Inflation fears dragged down financial stocks Thursday, with the American Banker index retreating to a 16-month low.

"It's getting ugly out there. Some of these banks haven't seen these levels in quite some time," said Jacqueline Reeves, an analyst at Putnam, Lovell, de Guardiola & Thornton Inc., as the American Banker index of the top 225 U.S. banks fell 2.3%, to 539.3, its lowest point since March 1997.

A report by the U.S. Commerce Department on durable goods orders, which showed continued strength in the economy, was blamed for the tailspin. The report did little to dispel any hope that the Federal Reserve would temper its anti-inflation rhetoric and consequent plans to raise interest rates. (See story below.)

The news was another blow to investors, who are increasingly worried that rising interest rates will shave corporate profits as the economy slows.

In testimony this week, Fed Chairman Alan Greenspan told the Senate Banking Committee that the four hikes in the federal funds rate - the overnight bank lending rate - since last June have not been sufficient to quash the threat of inflation.

With the persistent threat of higher rates, many investors are dumping bank stocks, and Wall Street analysts are not exactly touting the sector.

Raphael Soifer, an analyst at Brown Brothers Harriman & Co. in New York, has neutral ratings for all but a few of the money-center banks he covers. He has "long-term buy" ratings on Mellon Financial Corp., Wells Fargo & Co., Bank of New York Co., and SunTrust Banks Inc. All are companies he characterized as "conservative," with a higher percentage of fee-based revenues than the average banking company.

But these positive recommendations are for institutional investors "who cannot afford to have zero weightings in financial stocks," Mr. Soifer said.

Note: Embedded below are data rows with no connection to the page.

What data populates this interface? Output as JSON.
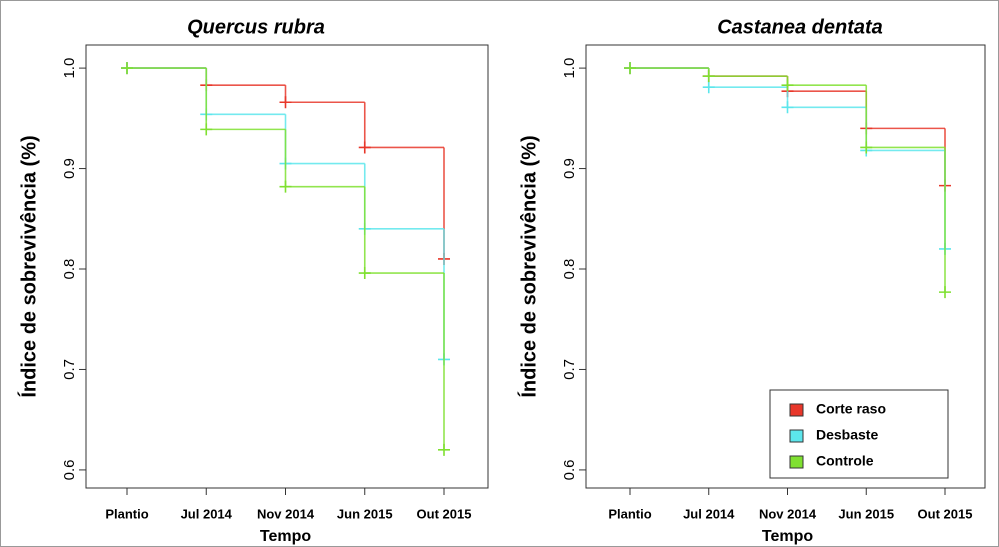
{
  "chart_data": [
    {
      "type": "step",
      "title": "Quercus rubra",
      "xlabel": "Tempo",
      "ylabel": "Índice de sobrevivência (%)",
      "categories": [
        "Plantio",
        "Jul 2014",
        "Nov 2014",
        "Jun 2015",
        "Out  2015"
      ],
      "ylim": [
        0.582,
        1.023
      ],
      "yticks": [
        0.6,
        0.7,
        0.8,
        0.9,
        {
          "value": 1,
          "label": "1.0"
        }
      ],
      "series": [
        {
          "color": "#e8372a",
          "values": [
            1,
            0.983,
            0.966,
            0.921,
            0.81
          ]
        },
        {
          "color": "#5ce6ec",
          "values": [
            1,
            0.954,
            0.905,
            0.84,
            0.71
          ]
        },
        {
          "color": "#7fe030",
          "values": [
            1,
            0.939,
            0.882,
            0.796,
            0.62
          ]
        }
      ]
    },
    {
      "type": "step",
      "title": "Castanea dentata",
      "xlabel": "Tempo",
      "ylabel": "Índice de sobrevivência (%)",
      "categories": [
        "Plantio",
        "Jul 2014",
        "Nov 2014",
        "Jun 2015",
        "Out  2015"
      ],
      "ylim": [
        0.582,
        1.023
      ],
      "yticks": [
        0.6,
        0.7,
        0.8,
        0.9,
        {
          "value": 1,
          "label": "1.0"
        }
      ],
      "legend": "lower right",
      "series": [
        {
          "name": "Corte raso",
          "color": "#e8372a",
          "values": [
            1,
            0.992,
            0.977,
            0.94,
            0.883
          ]
        },
        {
          "name": "Desbaste",
          "color": "#5ce6ec",
          "values": [
            1,
            0.981,
            0.961,
            0.918,
            0.82
          ]
        },
        {
          "name": "Controle",
          "color": "#7fe030",
          "values": [
            1,
            0.992,
            0.983,
            0.921,
            0.777
          ]
        }
      ]
    }
  ]
}
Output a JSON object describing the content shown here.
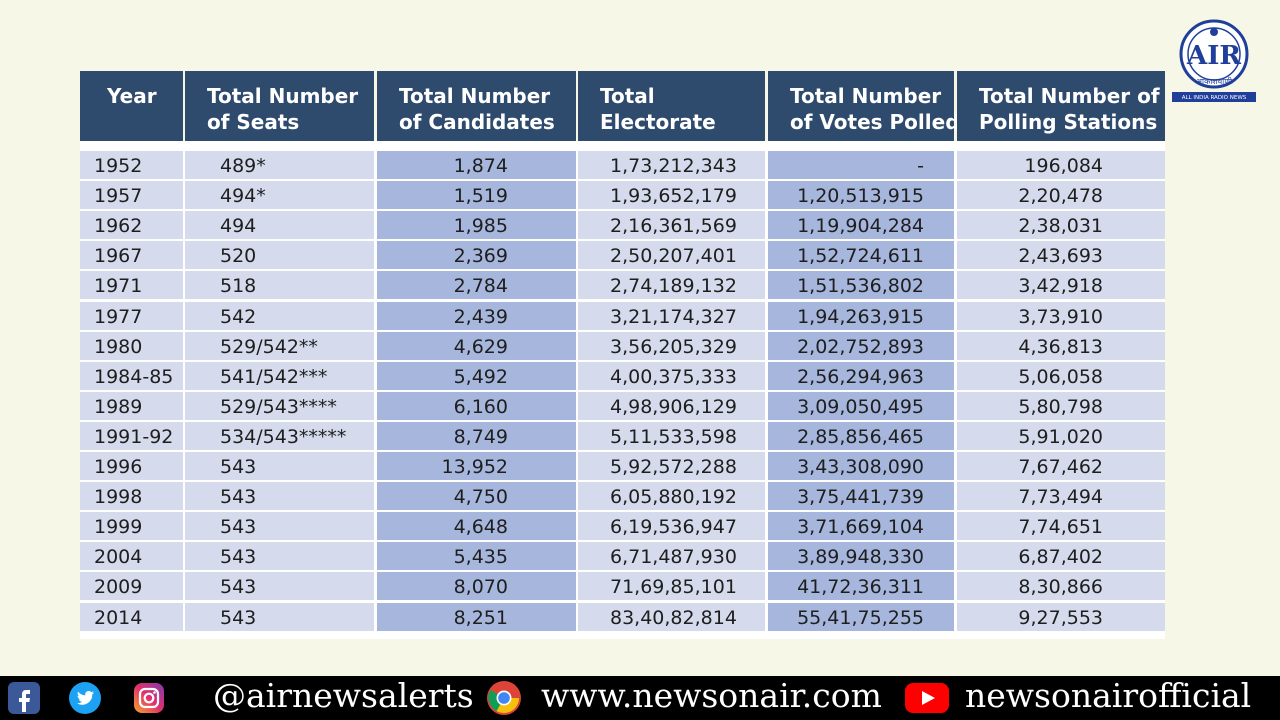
{
  "table": {
    "headers": [
      [
        "Year",
        ""
      ],
      [
        "Total Number",
        "of Seats"
      ],
      [
        "Total Number",
        "of Candidates"
      ],
      [
        "Total",
        "Electorate"
      ],
      [
        "Total Number",
        "of Votes Polled"
      ],
      [
        "Total Number of",
        "Polling Stations"
      ]
    ],
    "rows": [
      [
        "1952",
        "489*",
        "1,874",
        "1,73,212,343",
        "-",
        "196,084"
      ],
      [
        "1957",
        "494*",
        "1,519",
        "1,93,652,179",
        "1,20,513,915",
        "2,20,478"
      ],
      [
        "1962",
        "494",
        "1,985",
        "2,16,361,569",
        "1,19,904,284",
        "2,38,031"
      ],
      [
        "1967",
        "520",
        "2,369",
        "2,50,207,401",
        "1,52,724,611",
        "2,43,693"
      ],
      [
        "1971",
        "518",
        "2,784",
        "2,74,189,132",
        "1,51,536,802",
        "3,42,918"
      ],
      [
        "1977",
        "542",
        "2,439",
        "3,21,174,327",
        "1,94,263,915",
        "3,73,910"
      ],
      [
        "1980",
        "529/542**",
        "4,629",
        "3,56,205,329",
        "2,02,752,893",
        "4,36,813"
      ],
      [
        "1984-85",
        "541/542***",
        "5,492",
        "4,00,375,333",
        "2,56,294,963",
        "5,06,058"
      ],
      [
        "1989",
        "529/543****",
        "6,160",
        "4,98,906,129",
        "3,09,050,495",
        "5,80,798"
      ],
      [
        "1991-92",
        "534/543*****",
        "8,749",
        "5,11,533,598",
        "2,85,856,465",
        "5,91,020"
      ],
      [
        "1996",
        "543",
        "13,952",
        "5,92,572,288",
        "3,43,308,090",
        "7,67,462"
      ],
      [
        "1998",
        "543",
        "4,750",
        "6,05,880,192",
        "3,75,441,739",
        "7,73,494"
      ],
      [
        "1999",
        "543",
        "4,648",
        "6,19,536,947",
        "3,71,669,104",
        "7,74,651"
      ],
      [
        "2004",
        "543",
        "5,435",
        "6,71,487,930",
        "3,89,948,330",
        "6,87,402"
      ],
      [
        "2009",
        "543",
        "8,070",
        "71,69,85,101",
        "41,72,36,311",
        "8,30,866"
      ],
      [
        "2014",
        "543",
        "8,251",
        "83,40,82,814",
        "55,41,75,255",
        "9,27,553"
      ]
    ]
  },
  "logo": {
    "name": "air-logo",
    "caption": "ALL INDIA RADIO NEWS",
    "hindi": "आकाशवाणी",
    "color": "#1f3f9a"
  },
  "footer": {
    "twitter_handle": "@airnewsalerts",
    "website": "www.newsonair.com",
    "youtube_channel": "newsonairofficial",
    "icons": [
      "facebook-icon",
      "twitter-icon",
      "instagram-icon",
      "chrome-icon",
      "youtube-icon"
    ]
  },
  "colors": {
    "header_bg": "#2e4a6c",
    "cell_light": "#d5dbec",
    "cell_dark": "#a6b6dc",
    "page_bg": "#f6f7e6"
  }
}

For most investors, Mr. Soifer added, "an interest rate-driven bear market is not a favorable scenario for bank and financial stocks."

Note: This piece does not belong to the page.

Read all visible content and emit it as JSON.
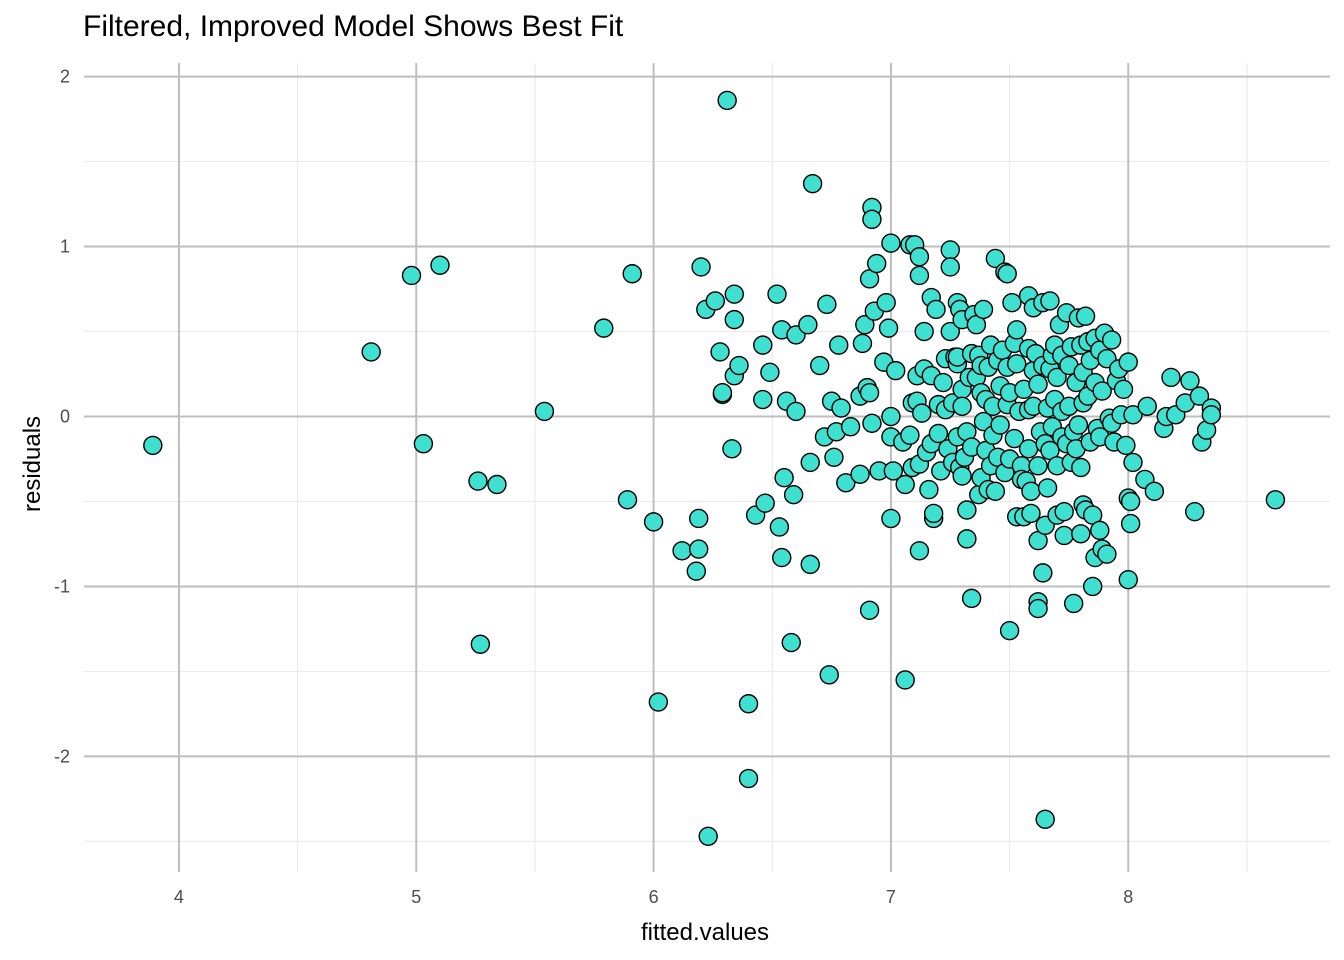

The plummeting valuations have left some analysts incredulous. Though the stocks' deterioration is reminiscent of the last phase of the interest rate hikes in 1994 and 1995, banks these days are much better positioned to take advantage of consumer information after spending so much on technology in recent years, Ms. Reeves said.

"Technology is playing a bigger role in terms of improving productivity and the knowledge of the customer base," she said.

Also, if seller expectations dropped a bit, a new wave of consolidation as a result of the repeal of Glass-Steagall restrictions could help stock values, Ms. Reeves said.

"We have a tremendous number of banks, and consolidation should continue," she said. "Financial modernization allows banks to move into more complementary lines of business they couldn't before."